(a) The equation of the curve is $9 y^2=x^3$,
Differentiating $18 \mathrm{y} \frac{\mathrm{dy}}{\mathrm{dx}}=3 \mathrm{x}^2 \quad \therefore \frac{\mathrm{dy}}{\mathrm{dx}}=\frac{\mathrm{x}^2}{6 \mathrm{y}}$
Let $\mathrm{P}\left(\mathrm{x}_1, \mathrm{y}_1\right)$ be the point where normal is drawn.
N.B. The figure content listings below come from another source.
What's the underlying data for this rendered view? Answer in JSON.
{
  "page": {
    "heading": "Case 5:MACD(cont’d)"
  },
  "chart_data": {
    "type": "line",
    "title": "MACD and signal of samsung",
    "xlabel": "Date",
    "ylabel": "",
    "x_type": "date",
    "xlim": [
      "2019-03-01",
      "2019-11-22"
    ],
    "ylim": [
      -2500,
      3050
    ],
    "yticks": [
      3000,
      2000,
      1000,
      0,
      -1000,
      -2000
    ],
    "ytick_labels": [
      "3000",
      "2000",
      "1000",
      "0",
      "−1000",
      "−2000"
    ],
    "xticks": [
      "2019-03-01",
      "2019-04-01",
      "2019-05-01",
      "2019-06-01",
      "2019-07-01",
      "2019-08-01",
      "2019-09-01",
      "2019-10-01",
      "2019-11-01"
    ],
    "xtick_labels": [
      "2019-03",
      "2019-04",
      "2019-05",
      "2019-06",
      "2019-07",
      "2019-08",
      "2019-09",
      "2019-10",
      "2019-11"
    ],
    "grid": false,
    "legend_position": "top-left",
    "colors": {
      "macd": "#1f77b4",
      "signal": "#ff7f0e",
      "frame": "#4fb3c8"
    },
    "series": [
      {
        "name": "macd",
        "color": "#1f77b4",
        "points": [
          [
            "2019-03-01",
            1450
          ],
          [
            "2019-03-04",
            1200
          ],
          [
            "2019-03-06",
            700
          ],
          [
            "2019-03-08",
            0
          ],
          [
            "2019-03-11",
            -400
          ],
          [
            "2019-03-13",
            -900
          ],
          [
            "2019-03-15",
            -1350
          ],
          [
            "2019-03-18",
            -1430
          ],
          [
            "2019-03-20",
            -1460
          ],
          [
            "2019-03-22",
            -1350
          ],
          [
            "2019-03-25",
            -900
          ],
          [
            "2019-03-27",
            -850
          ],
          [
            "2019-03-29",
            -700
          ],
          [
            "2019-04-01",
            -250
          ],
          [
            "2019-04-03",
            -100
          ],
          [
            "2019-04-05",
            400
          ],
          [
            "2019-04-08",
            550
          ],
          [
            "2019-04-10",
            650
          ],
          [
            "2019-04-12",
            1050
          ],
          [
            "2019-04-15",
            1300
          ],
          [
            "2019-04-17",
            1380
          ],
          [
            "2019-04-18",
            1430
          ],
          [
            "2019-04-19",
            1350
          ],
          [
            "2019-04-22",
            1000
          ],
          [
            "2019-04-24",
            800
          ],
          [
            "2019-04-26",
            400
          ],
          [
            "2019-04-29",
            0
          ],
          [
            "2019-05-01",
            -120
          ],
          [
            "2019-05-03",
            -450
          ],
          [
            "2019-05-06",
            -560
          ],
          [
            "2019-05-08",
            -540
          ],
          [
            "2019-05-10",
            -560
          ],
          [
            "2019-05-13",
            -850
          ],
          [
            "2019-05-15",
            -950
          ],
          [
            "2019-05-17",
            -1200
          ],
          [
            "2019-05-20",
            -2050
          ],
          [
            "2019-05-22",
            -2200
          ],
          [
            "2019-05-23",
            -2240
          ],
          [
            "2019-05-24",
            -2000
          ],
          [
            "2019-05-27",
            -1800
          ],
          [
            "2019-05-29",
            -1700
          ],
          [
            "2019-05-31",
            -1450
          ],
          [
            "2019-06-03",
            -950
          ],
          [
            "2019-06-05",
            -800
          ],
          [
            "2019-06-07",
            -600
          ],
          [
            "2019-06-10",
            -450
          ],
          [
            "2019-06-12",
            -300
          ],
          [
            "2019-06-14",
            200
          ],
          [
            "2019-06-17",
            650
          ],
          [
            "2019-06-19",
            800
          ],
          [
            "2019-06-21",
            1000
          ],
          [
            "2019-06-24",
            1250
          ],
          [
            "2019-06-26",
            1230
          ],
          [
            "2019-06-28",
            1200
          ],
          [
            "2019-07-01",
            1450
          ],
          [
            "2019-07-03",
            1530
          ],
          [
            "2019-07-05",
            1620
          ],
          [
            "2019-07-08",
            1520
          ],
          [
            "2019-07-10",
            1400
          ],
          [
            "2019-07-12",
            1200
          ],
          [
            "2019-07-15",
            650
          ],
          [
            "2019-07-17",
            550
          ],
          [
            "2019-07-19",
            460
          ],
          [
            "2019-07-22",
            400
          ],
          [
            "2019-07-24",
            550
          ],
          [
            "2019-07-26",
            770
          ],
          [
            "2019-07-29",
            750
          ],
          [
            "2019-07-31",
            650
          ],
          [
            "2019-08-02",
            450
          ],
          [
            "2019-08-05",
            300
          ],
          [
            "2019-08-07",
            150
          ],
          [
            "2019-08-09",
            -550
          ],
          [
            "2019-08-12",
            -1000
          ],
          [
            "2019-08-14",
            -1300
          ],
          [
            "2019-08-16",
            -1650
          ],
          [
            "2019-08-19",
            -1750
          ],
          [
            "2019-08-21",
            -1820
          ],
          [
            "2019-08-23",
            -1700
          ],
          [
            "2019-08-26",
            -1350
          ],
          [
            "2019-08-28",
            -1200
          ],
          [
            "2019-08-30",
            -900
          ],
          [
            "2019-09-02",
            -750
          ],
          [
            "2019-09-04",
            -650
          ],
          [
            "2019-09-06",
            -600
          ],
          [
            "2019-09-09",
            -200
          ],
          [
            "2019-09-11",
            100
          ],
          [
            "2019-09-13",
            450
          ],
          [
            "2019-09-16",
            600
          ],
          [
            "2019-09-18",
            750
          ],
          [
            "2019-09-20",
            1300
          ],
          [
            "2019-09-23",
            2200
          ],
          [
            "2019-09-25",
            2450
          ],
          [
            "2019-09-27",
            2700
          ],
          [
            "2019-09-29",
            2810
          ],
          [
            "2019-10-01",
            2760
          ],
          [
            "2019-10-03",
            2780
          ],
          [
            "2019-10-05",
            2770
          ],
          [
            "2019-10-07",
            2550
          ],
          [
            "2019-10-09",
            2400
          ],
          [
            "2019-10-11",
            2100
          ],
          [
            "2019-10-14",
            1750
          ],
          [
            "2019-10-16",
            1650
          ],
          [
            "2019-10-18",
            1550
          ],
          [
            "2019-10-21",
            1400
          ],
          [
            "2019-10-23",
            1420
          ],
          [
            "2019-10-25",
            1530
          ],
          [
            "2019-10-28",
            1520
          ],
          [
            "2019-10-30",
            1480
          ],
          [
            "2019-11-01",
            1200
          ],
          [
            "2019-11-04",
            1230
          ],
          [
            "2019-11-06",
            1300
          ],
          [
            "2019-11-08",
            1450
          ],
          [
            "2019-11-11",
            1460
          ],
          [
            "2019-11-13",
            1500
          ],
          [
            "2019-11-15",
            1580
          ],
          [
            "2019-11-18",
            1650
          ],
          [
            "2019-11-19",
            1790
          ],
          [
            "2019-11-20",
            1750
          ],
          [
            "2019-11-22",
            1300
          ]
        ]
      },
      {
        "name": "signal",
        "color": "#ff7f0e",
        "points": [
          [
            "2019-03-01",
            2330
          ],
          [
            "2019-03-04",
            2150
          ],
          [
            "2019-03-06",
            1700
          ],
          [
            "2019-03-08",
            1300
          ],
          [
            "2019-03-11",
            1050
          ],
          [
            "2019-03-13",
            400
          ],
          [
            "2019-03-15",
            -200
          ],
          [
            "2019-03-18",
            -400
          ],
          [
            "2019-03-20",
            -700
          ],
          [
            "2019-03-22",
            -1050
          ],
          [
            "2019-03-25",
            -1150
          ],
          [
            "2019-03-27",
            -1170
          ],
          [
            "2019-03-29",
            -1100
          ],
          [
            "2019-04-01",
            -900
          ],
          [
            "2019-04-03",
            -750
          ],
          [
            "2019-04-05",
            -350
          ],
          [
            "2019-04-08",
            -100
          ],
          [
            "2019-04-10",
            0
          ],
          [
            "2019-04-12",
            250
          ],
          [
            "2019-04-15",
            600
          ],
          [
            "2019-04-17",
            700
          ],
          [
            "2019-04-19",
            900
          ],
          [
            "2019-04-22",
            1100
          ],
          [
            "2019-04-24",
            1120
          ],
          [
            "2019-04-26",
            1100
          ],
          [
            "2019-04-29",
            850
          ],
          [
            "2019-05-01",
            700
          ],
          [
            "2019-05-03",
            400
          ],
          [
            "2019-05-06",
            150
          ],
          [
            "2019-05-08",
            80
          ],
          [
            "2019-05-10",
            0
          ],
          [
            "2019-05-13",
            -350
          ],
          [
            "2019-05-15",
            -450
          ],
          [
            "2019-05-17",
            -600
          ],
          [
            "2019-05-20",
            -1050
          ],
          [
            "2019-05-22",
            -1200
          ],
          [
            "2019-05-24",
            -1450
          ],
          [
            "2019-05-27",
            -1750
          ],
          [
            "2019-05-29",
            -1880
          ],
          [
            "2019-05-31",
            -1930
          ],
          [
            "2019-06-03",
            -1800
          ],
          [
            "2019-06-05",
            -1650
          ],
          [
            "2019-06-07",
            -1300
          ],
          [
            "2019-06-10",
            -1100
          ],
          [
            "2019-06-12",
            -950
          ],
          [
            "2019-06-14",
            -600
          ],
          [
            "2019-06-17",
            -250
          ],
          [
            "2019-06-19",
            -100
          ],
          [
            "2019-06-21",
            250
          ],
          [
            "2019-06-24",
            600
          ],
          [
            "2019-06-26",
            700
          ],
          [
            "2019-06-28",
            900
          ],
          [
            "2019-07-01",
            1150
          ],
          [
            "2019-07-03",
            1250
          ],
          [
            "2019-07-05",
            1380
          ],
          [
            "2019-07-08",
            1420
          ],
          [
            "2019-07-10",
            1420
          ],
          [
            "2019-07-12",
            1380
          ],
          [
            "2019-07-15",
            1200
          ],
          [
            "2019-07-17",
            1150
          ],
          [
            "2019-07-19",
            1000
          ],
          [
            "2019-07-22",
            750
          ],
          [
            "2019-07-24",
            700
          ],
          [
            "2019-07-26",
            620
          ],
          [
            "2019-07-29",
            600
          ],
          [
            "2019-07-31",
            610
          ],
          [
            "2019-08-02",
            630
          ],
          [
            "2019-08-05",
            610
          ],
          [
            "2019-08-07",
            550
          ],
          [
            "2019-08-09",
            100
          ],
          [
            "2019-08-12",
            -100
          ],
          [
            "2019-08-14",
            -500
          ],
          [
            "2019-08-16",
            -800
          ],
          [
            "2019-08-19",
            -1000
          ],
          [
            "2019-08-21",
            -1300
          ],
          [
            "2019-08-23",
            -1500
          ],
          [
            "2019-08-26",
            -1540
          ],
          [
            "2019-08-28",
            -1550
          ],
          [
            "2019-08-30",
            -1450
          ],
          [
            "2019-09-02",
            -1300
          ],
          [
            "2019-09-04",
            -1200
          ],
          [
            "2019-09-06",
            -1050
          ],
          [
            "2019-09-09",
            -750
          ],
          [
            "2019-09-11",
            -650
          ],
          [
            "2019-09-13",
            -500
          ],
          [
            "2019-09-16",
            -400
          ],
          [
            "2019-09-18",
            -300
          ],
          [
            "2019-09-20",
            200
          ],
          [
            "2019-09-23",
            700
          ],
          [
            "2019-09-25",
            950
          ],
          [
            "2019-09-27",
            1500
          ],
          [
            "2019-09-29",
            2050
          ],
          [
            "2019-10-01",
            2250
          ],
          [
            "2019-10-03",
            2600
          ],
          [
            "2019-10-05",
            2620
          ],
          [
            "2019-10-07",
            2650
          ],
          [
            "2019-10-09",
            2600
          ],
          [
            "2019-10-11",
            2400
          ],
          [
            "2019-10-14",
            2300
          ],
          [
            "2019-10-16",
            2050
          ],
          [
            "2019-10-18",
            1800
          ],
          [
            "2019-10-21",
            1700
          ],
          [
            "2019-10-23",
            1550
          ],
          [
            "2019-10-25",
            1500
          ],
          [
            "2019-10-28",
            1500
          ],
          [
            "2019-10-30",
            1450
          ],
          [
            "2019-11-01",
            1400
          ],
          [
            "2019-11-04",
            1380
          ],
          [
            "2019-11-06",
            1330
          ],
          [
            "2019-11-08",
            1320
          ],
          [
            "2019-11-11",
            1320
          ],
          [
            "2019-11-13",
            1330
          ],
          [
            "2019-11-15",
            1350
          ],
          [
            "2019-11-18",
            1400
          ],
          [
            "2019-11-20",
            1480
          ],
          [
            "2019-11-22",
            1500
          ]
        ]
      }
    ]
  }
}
Slope of tangent $=\frac{x_1^2}{6 y_1}$
$\therefore$ Slope of normal $=-6 y_1 / x_1^2$
Normal make equal intercepts on the curve
$\therefore \quad$ its slope $=\pm 1 \Rightarrow \frac{-6 \mathrm{y}_1}{\mathrm{x}_1^2}=\pm 1$
or $6 \mathrm{y}_1=\pm \mathrm{x}_1^2 \quad \ldots(i)$
$\left(x_1, y_1\right)$ lies on the curve $9 y^2=x^3$
or $9 \mathrm{y}_1^2=\mathrm{x}_1{ }^3 \quad \ldots(ii)$
Taking + ve sign, eliminating $\mathrm{y}_1$, from (i) \& (ii)
$\begin{aligned}
&9 \times\left(\frac{x_1^2}{6}\right)^2=x_1^3 \text { or } 9 x_1{ }^4=36 x_1{ }^3 \Rightarrow x_1=4 \\
&y_1=\pm \frac{x_1^2}{6}=\pm \frac{16}{6}\left[x_1=4\right], y_1=\pm \frac{8}{3}
\end{aligned}$
The point $\mathrm{P}$ is $\left(4, \pm \frac{8}{3}\right)$